# Planing Bit



## Kevin (Feb 15, 2016)

Has anyone seen a bit like this? Know what it is called? Looks like it would be great for my router-plainer ...





I grabbed the screenshot off a YT video.


----------



## woodtickgreg (Feb 15, 2016)

Interesting, never seen one like it.


----------



## JR Custom Calls (Feb 15, 2016)

Been looking at one for my CNC... http://www.toolstoday.com/c-440-spo...ycutter-and-bed-skimming-insert-cnc-bits.aspx

Reactions: Like 1 | Way Cool 1


----------



## barry richardson (Feb 15, 2016)

Looks like a neat idea, I wonder if the person machined it himself... I think I would definitely want to use it on a big router with variable speed slowed way down, Not sure those cutters are designed for typical router speeds...


----------



## barry richardson (Feb 15, 2016)

JR Custom Calls said:


> Been looking at one for my CNC... http://www.toolstoday.com/c-440-spo...ycutter-and-bed-skimming-insert-cnc-bits.aspx


Dang, how big of motor does your CNC have?


----------



## JR Custom Calls (Feb 15, 2016)

barry richardson said:


> Dang, how big of motor does your CNC have?


It will have a bosch 1617 router on it once I get it set up. But with such a small depth of cut and only on MDF, even a 3" bit would work. I was looking at a 1.25".


----------



## woodtickgreg (Feb 15, 2016)

JR Custom Calls said:


> Been looking at one for my CNC... http://www.toolstoday.com/c-440-spo...ycutter-and-bed-skimming-insert-cnc-bits.aspx


Very cool Jonathan, I bet these would work great with a big router planer to flatten wide boards. And I likey replaceable carbides!!!

Reactions: Agree 4


----------



## justallan (Feb 16, 2016)

I called it a "carbide tipped fly cutter" and came up with some good ides on google.
I have the Bosch 1617 on my CNC and use a 1/2" and 3/4" cutter and neither the machine or router even know it's there.
I'd make darned sure to have your work clamped real good. Years ago I tossed a chunk of aluminum across the shop being a little greedy with a flycutter on a Bridgeport. I clamp stuff pretty good nowadays!

Reactions: Informative 1


----------



## Kevin (Feb 16, 2016)

justallan said:


> I called it a "carbide tipped fly cutter"
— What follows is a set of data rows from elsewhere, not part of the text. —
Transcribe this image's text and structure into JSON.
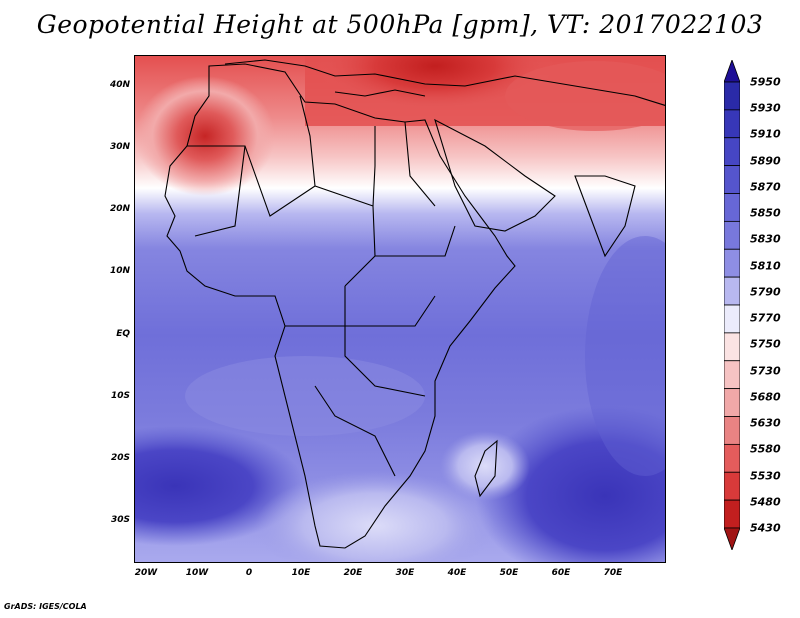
{
  "title": "Geopotential Height at 500hPa [gpm], VT: 2017022103",
  "credit": "GrADS: IGES/COLA",
  "map": {
    "lat_labels": [
      "40N",
      "30N",
      "20N",
      "10N",
      "EQ",
      "10S",
      "20S",
      "30S"
    ],
    "lon_labels": [
      "20W",
      "10W",
      "0",
      "10E",
      "20E",
      "30E",
      "40E",
      "50E",
      "60E",
      "70E"
    ]
  },
  "colorbar": {
    "levels": [
      "5950",
      "5930",
      "5910",
      "5890",
      "5870",
      "5850",
      "5830",
      "5810",
      "5790",
      "5770",
      "5750",
      "5730",
      "5680",
      "5630",
      "5580",
      "5530",
      "5480",
      "5430"
    ],
    "colors": [
      "#1e0f96",
      "#2a2aa8",
      "#3737b8",
      "#4646c4",
      "#5555cd",
      "#6767d6",
      "#7878dc",
      "#8e8ee4",
      "#b8b8f0",
      "#ececfc",
      "#fbe3e3",
      "#f6c3c3",
      "#f1a8a8",
      "#e98383",
      "#e45c5c",
      "#d83a3a",
      "#c21f1f",
      "#a01414"
    ]
  }
}
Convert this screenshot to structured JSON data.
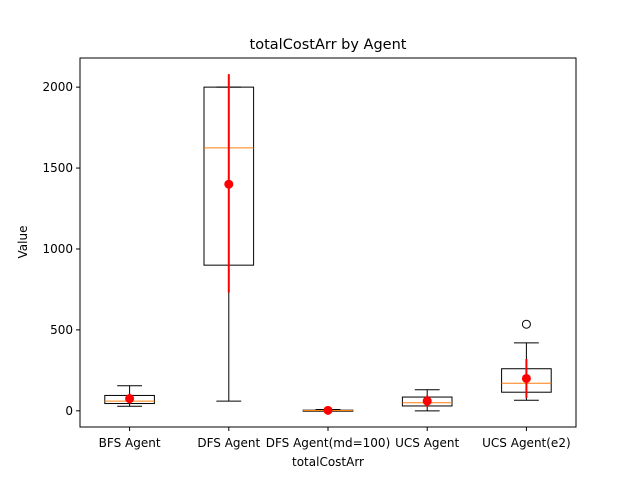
{
  "chart_data": {
    "type": "box",
    "title": "totalCostArr by Agent",
    "xlabel": "totalCostArr",
    "ylabel": "Value",
    "ylim": [
      -100,
      2180
    ],
    "yticks": [
      0,
      500,
      1000,
      1500,
      2000
    ],
    "grid": false,
    "categories": [
      "BFS Agent",
      "DFS Agent",
      "DFS Agent(md=100)",
      "UCS Agent",
      "UCS Agent(e2)"
    ],
    "boxes": [
      {
        "whisker_low": 28,
        "q1": 45,
        "median": 60,
        "q3": 95,
        "whisker_high": 155,
        "mean": 75,
        "std_low": 45,
        "std_high": 105,
        "outliers": []
      },
      {
        "whisker_low": 60,
        "q1": 900,
        "median": 1625,
        "q3": 2000,
        "whisker_high": 2000,
        "mean": 1400,
        "std_low": 730,
        "std_high": 2080,
        "outliers": []
      },
      {
        "whisker_low": 0,
        "q1": 0,
        "median": 2,
        "q3": 4,
        "whisker_high": 8,
        "mean": 3,
        "std_low": 0,
        "std_high": 6,
        "outliers": []
      },
      {
        "whisker_low": 0,
        "q1": 30,
        "median": 50,
        "q3": 85,
        "whisker_high": 130,
        "mean": 60,
        "std_low": 25,
        "std_high": 95,
        "outliers": []
      },
      {
        "whisker_low": 65,
        "q1": 115,
        "median": 170,
        "q3": 260,
        "whisker_high": 420,
        "mean": 200,
        "std_low": 80,
        "std_high": 320,
        "outliers": [
          535
        ]
      }
    ],
    "colors": {
      "box": "#000000",
      "median": "#ff7f0e",
      "mean": "#ff0000",
      "stdbar": "#ff0000",
      "outlier": "#000000"
    }
  }
}
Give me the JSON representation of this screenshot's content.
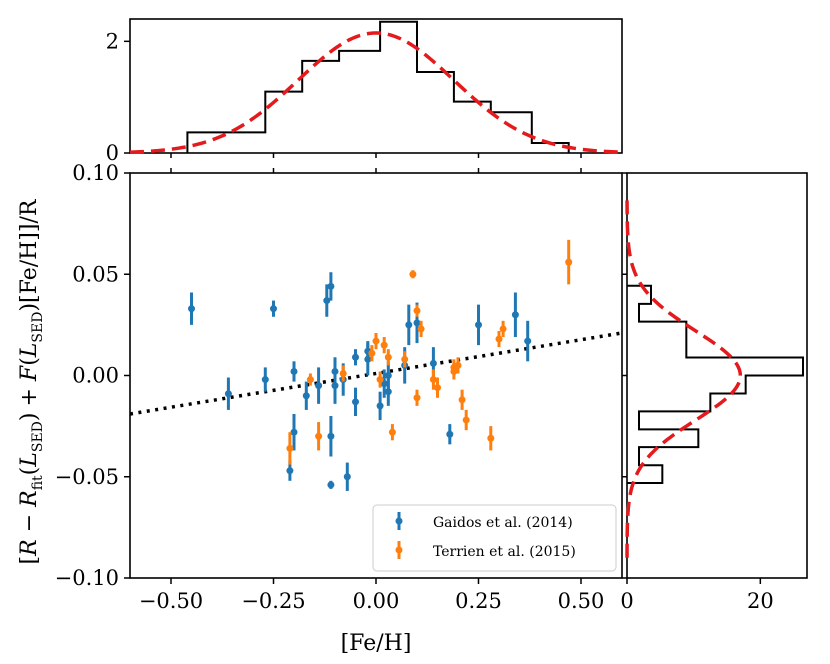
{
  "chart_data": [
    {
      "id": "main-scatter",
      "type": "scatter",
      "xlabel": "[Fe/H]",
      "ylabel": "[R − R_fit(L_SED) + F(L_SED)[Fe/H]]/R",
      "ylabel_parts": {
        "open": "[",
        "R": "R",
        "minus": " − ",
        "Rsym": "R",
        "fit_sub": "fit",
        "L_sym": "L",
        "sed_sub": "SED",
        "plus_F": "+ F(",
        "feh": "[Fe/H]",
        "close_R": "]/R",
        "lparen": "(",
        "rparen": ")",
        "close_paren2": ")"
      },
      "xlim": [
        -0.6,
        0.6
      ],
      "ylim": [
        -0.1,
        0.1
      ],
      "xticks": [
        -0.5,
        -0.25,
        0.0,
        0.25,
        0.5
      ],
      "xtick_labels": [
        "−0.50",
        "−0.25",
        "0.00",
        "0.25",
        "0.50"
      ],
      "yticks": [
        -0.1,
        -0.05,
        0.0,
        0.05,
        0.1
      ],
      "ytick_labels": [
        "−0.10",
        "−0.05",
        "0.00",
        "0.05",
        "0.10"
      ],
      "fit_line": {
        "style": "dotted",
        "color": "#000000",
        "x": [
          -0.6,
          0.6
        ],
        "y": [
          -0.019,
          0.021
        ]
      },
      "legend": {
        "placement": "lower-right"
      },
      "series": [
        {
          "name": "Gaidos et al. (2014)",
          "color": "#1f77b4",
          "points": [
            {
              "x": -0.45,
              "y": 0.033,
              "err": 0.008
            },
            {
              "x": -0.36,
              "y": -0.009,
              "err": 0.008
            },
            {
              "x": -0.27,
              "y": -0.002,
              "err": 0.006
            },
            {
              "x": -0.25,
              "y": 0.033,
              "err": 0.004
            },
            {
              "x": -0.21,
              "y": -0.047,
              "err": 0.005
            },
            {
              "x": -0.2,
              "y": -0.028,
              "err": 0.009
            },
            {
              "x": -0.2,
              "y": 0.002,
              "err": 0.005
            },
            {
              "x": -0.17,
              "y": -0.01,
              "err": 0.007
            },
            {
              "x": -0.14,
              "y": -0.005,
              "err": 0.009
            },
            {
              "x": -0.12,
              "y": 0.037,
              "err": 0.008
            },
            {
              "x": -0.11,
              "y": 0.044,
              "err": 0.007
            },
            {
              "x": -0.11,
              "y": -0.03,
              "err": 0.01
            },
            {
              "x": -0.11,
              "y": -0.054,
              "err": 0.002
            },
            {
              "x": -0.1,
              "y": 0.002,
              "err": 0.007
            },
            {
              "x": -0.1,
              "y": -0.005,
              "err": 0.009
            },
            {
              "x": -0.08,
              "y": -0.002,
              "err": 0.008
            },
            {
              "x": -0.07,
              "y": -0.05,
              "err": 0.007
            },
            {
              "x": -0.05,
              "y": -0.013,
              "err": 0.007
            },
            {
              "x": -0.05,
              "y": 0.009,
              "err": 0.004
            },
            {
              "x": -0.02,
              "y": 0.008,
              "err": 0.008
            },
            {
              "x": -0.02,
              "y": 0.012,
              "err": 0.005
            },
            {
              "x": 0.01,
              "y": -0.015,
              "err": 0.007
            },
            {
              "x": 0.02,
              "y": -0.004,
              "err": 0.007
            },
            {
              "x": 0.03,
              "y": -0.008,
              "err": 0.007
            },
            {
              "x": 0.03,
              "y": 0.0,
              "err": 0.007
            },
            {
              "x": 0.07,
              "y": 0.005,
              "err": 0.009
            },
            {
              "x": 0.08,
              "y": 0.025,
              "err": 0.01
            },
            {
              "x": 0.1,
              "y": 0.026,
              "err": 0.01
            },
            {
              "x": 0.14,
              "y": 0.006,
              "err": 0.008
            },
            {
              "x": 0.18,
              "y": -0.029,
              "err": 0.005
            },
            {
              "x": 0.25,
              "y": 0.025,
              "err": 0.01
            },
            {
              "x": 0.34,
              "y": 0.03,
              "err": 0.011
            },
            {
              "x": 0.37,
              "y": 0.017,
              "err": 0.01
            }
          ]
        },
        {
          "name": "Terrien et al. (2015)",
          "color": "#ff7f0e",
          "points": [
            {
              "x": -0.21,
              "y": -0.036,
              "err": 0.008
            },
            {
              "x": -0.16,
              "y": -0.002,
              "err": 0.003
            },
            {
              "x": -0.14,
              "y": -0.03,
              "err": 0.007
            },
            {
              "x": -0.08,
              "y": 0.001,
              "err": 0.004
            },
            {
              "x": -0.01,
              "y": 0.011,
              "err": 0.004
            },
            {
              "x": 0.0,
              "y": 0.017,
              "err": 0.004
            },
            {
              "x": 0.01,
              "y": -0.002,
              "err": 0.004
            },
            {
              "x": 0.02,
              "y": 0.015,
              "err": 0.004
            },
            {
              "x": 0.03,
              "y": 0.009,
              "err": 0.004
            },
            {
              "x": 0.04,
              "y": -0.028,
              "err": 0.004
            },
            {
              "x": 0.07,
              "y": 0.008,
              "err": 0.004
            },
            {
              "x": 0.09,
              "y": 0.05,
              "err": 0.002
            },
            {
              "x": 0.1,
              "y": 0.032,
              "err": 0.003
            },
            {
              "x": 0.1,
              "y": -0.011,
              "err": 0.004
            },
            {
              "x": 0.11,
              "y": 0.023,
              "err": 0.004
            },
            {
              "x": 0.14,
              "y": -0.002,
              "err": 0.005
            },
            {
              "x": 0.15,
              "y": -0.006,
              "err": 0.005
            },
            {
              "x": 0.19,
              "y": 0.004,
              "err": 0.004
            },
            {
              "x": 0.19,
              "y": 0.002,
              "err": 0.004
            },
            {
              "x": 0.2,
              "y": 0.005,
              "err": 0.004
            },
            {
              "x": 0.21,
              "y": -0.012,
              "err": 0.005
            },
            {
              "x": 0.22,
              "y": -0.022,
              "err": 0.005
            },
            {
              "x": 0.28,
              "y": -0.031,
              "err": 0.006
            },
            {
              "x": 0.3,
              "y": 0.018,
              "err": 0.004
            },
            {
              "x": 0.31,
              "y": 0.023,
              "err": 0.004
            },
            {
              "x": 0.47,
              "y": 0.056,
              "err": 0.011
            }
          ]
        }
      ]
    },
    {
      "id": "top-histogram",
      "type": "histogram",
      "xlim": [
        -0.6,
        0.6
      ],
      "ylim": [
        0,
        2.4
      ],
      "yticks": [
        0,
        2
      ],
      "ytick_labels": [
        "0",
        "2"
      ],
      "bin_edges": [
        -0.46,
        -0.37,
        -0.27,
        -0.18,
        -0.09,
        0.01,
        0.1,
        0.19,
        0.28,
        0.38,
        0.47
      ],
      "counts": [
        0.37,
        0.37,
        1.1,
        1.65,
        1.83,
        2.35,
        1.45,
        0.92,
        0.73,
        0.18
      ],
      "gaussian_fit": {
        "style": "dashed",
        "color": "#e41a1c",
        "mean": 0.0,
        "sigma": 0.19,
        "peak": 2.15
      }
    },
    {
      "id": "right-histogram",
      "type": "histogram",
      "orientation": "horizontal",
      "xlim": [
        0,
        27
      ],
      "ylim": [
        -0.1,
        0.1
      ],
      "xticks": [
        0,
        20
      ],
      "xtick_labels": [
        "0",
        "20"
      ],
      "bin_edges": [
        -0.0531,
        -0.0443,
        -0.0354,
        -0.0266,
        -0.0177,
        -0.0089,
        0.0,
        0.0089,
        0.0177,
        0.0266,
        0.0354,
        0.0443
      ],
      "counts": [
        5.3,
        1.8,
        10.7,
        1.8,
        12.5,
        17.8,
        26.4,
        8.9,
        8.9,
        1.8,
        3.6
      ],
      "gaussian_fit": {
        "style": "dashed",
        "color": "#e41a1c",
        "mean": 0.0,
        "sigma": 0.022,
        "peak": 17.0
      }
    }
  ]
}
That seems a little over-the-top to handle such an easy chore. Around here we still just swat them with flyswatters and be done with it. You guys in Montana make things too complicated.

Reactions: Funny 5


----------



## justallan (Feb 16, 2016)

It's kind of like all you rich folks with chainsaws for falling trees.
What we do is climb to the top of trees and start swinging until they snap.
The guy who lands on the box of beer has to buy the next box.

Reactions: Funny 4


----------



## gman2431 (Feb 16, 2016)

We use lots of surfacing bits like that at work in our cnc's. 
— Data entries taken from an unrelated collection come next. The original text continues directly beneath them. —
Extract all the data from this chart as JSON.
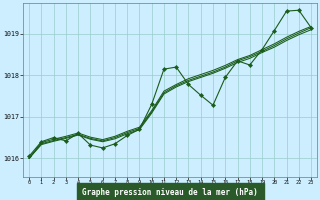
{
  "title": "Graphe pression niveau de la mer (hPa)",
  "bg_color": "#cceeff",
  "plot_bg": "#cceeff",
  "grid_color": "#99cccc",
  "line_color": "#1a5c1a",
  "xlabel_bg": "#2a5a2a",
  "xlabel_fg": "#ffffff",
  "xlim": [
    -0.5,
    23.5
  ],
  "ylim": [
    1015.55,
    1019.75
  ],
  "yticks": [
    1016,
    1017,
    1018,
    1019
  ],
  "xticks": [
    0,
    1,
    2,
    3,
    4,
    5,
    6,
    7,
    8,
    9,
    10,
    11,
    12,
    13,
    14,
    15,
    16,
    17,
    18,
    19,
    20,
    21,
    22,
    23
  ],
  "hours": [
    0,
    1,
    2,
    3,
    4,
    5,
    6,
    7,
    8,
    9,
    10,
    11,
    12,
    13,
    14,
    15,
    16,
    17,
    18,
    19,
    20,
    21,
    22,
    23
  ],
  "main_line": [
    1016.05,
    1016.4,
    1016.5,
    1016.42,
    1016.6,
    1016.32,
    1016.25,
    1016.35,
    1016.55,
    1016.7,
    1017.3,
    1018.15,
    1018.2,
    1017.78,
    1017.52,
    1017.28,
    1017.95,
    1018.35,
    1018.25,
    1018.62,
    1019.08,
    1019.55,
    1019.57,
    1019.15
  ],
  "band_line1": [
    1016.0,
    1016.35,
    1016.43,
    1016.5,
    1016.58,
    1016.48,
    1016.42,
    1016.5,
    1016.62,
    1016.72,
    1017.12,
    1017.58,
    1017.75,
    1017.88,
    1017.98,
    1018.08,
    1018.2,
    1018.35,
    1018.45,
    1018.58,
    1018.72,
    1018.88,
    1019.02,
    1019.15
  ],
  "band_line2": [
    1016.0,
    1016.38,
    1016.46,
    1016.53,
    1016.61,
    1016.51,
    1016.45,
    1016.53,
    1016.65,
    1016.75,
    1017.15,
    1017.62,
    1017.78,
    1017.92,
    1018.02,
    1018.12,
    1018.24,
    1018.38,
    1018.48,
    1018.62,
    1018.76,
    1018.92,
    1019.06,
    1019.18
  ],
  "band_line3": [
    1016.0,
    1016.33,
    1016.41,
    1016.48,
    1016.56,
    1016.46,
    1016.4,
    1016.47,
    1016.59,
    1016.69,
    1017.09,
    1017.55,
    1017.72,
    1017.85,
    1017.95,
    1018.05,
    1018.17,
    1018.31,
    1018.41,
    1018.55,
    1018.68,
    1018.84,
    1018.98,
    1019.1
  ]
}
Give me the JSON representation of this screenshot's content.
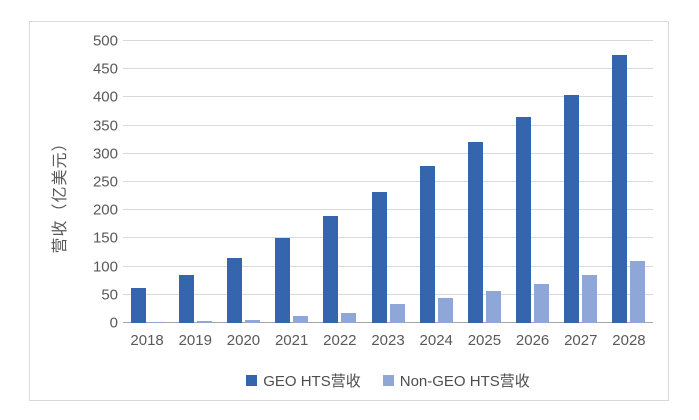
{
  "chart_data": {
    "type": "bar",
    "title": "",
    "y_axis_title": "营收（亿美元）",
    "xlabel": "",
    "ylabel": "营收（亿美元）",
    "categories": [
      "2018",
      "2019",
      "2020",
      "2021",
      "2022",
      "2023",
      "2024",
      "2025",
      "2026",
      "2027",
      "2028"
    ],
    "series": [
      {
        "name": "GEO HTS营收",
        "color": "#3565ad",
        "values": [
          62,
          85,
          115,
          150,
          190,
          233,
          278,
          321,
          365,
          405,
          475
        ]
      },
      {
        "name": "Non-GEO HTS营收",
        "color": "#8fa6d9",
        "values": [
          2,
          4,
          6,
          12,
          18,
          33,
          45,
          57,
          70,
          85,
          110
        ]
      }
    ],
    "ylim": [
      0,
      500
    ],
    "y_tick_step": 50,
    "grid": true,
    "legend_position": "bottom"
  },
  "colors": {
    "grid_line": "#d9d9d9",
    "axis_line": "#a6a6a6",
    "tick_text": "#595959",
    "border": "#d9d9d9",
    "background": "#ffffff"
  }
}
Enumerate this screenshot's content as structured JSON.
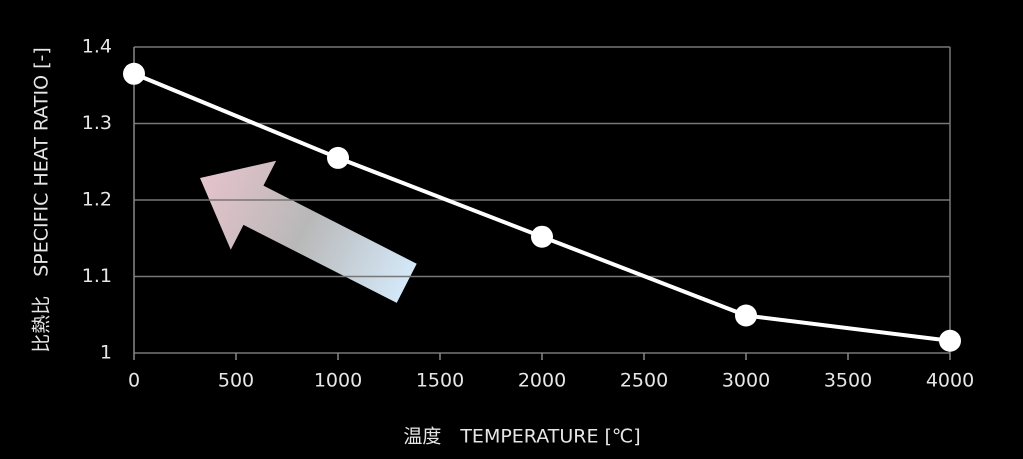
{
  "chart_data": {
    "type": "line",
    "x_label": "温度　TEMPERATURE [℃]",
    "y_label": "比熱比　SPECIFIC HEAT RATIO [-]",
    "x": [
      0,
      1000,
      2000,
      3000,
      4000
    ],
    "values": [
      1.365,
      1.255,
      1.152,
      1.049,
      1.016
    ],
    "color": "#ffffff",
    "xlim": [
      0,
      4000
    ],
    "xticks": [
      0,
      500,
      1000,
      1500,
      2000,
      2500,
      3000,
      3500,
      4000
    ],
    "ylim": [
      1,
      1.4
    ],
    "yticks": [
      1,
      1.1,
      1.2,
      1.3,
      1.4
    ],
    "grid": true
  }
}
I've always been told it's a fly cutter also but can ask our tool rep when he comes in for a technical name of you wish.


----------



## TimR (Feb 16, 2016)

Kevin said:


> Has anyone seen a bit like this? Know what it is called? Looks like it would be great for my router-plainer ...
> 
> View attachment 97321
> 
> I grabbed the screenshot off a YT video.


What YT vid? That cutter is taking off two completely different passes which just looks odd. Makes me wonder if there's a tight relationship between each set of cutters based on their orientation, or if one is meant to be a 'roughing' cut and the other a finish??? Cool...I think.


----------



## TimR (Feb 16, 2016)

Here's one from Amanatool...$250 or thereabouts...


----------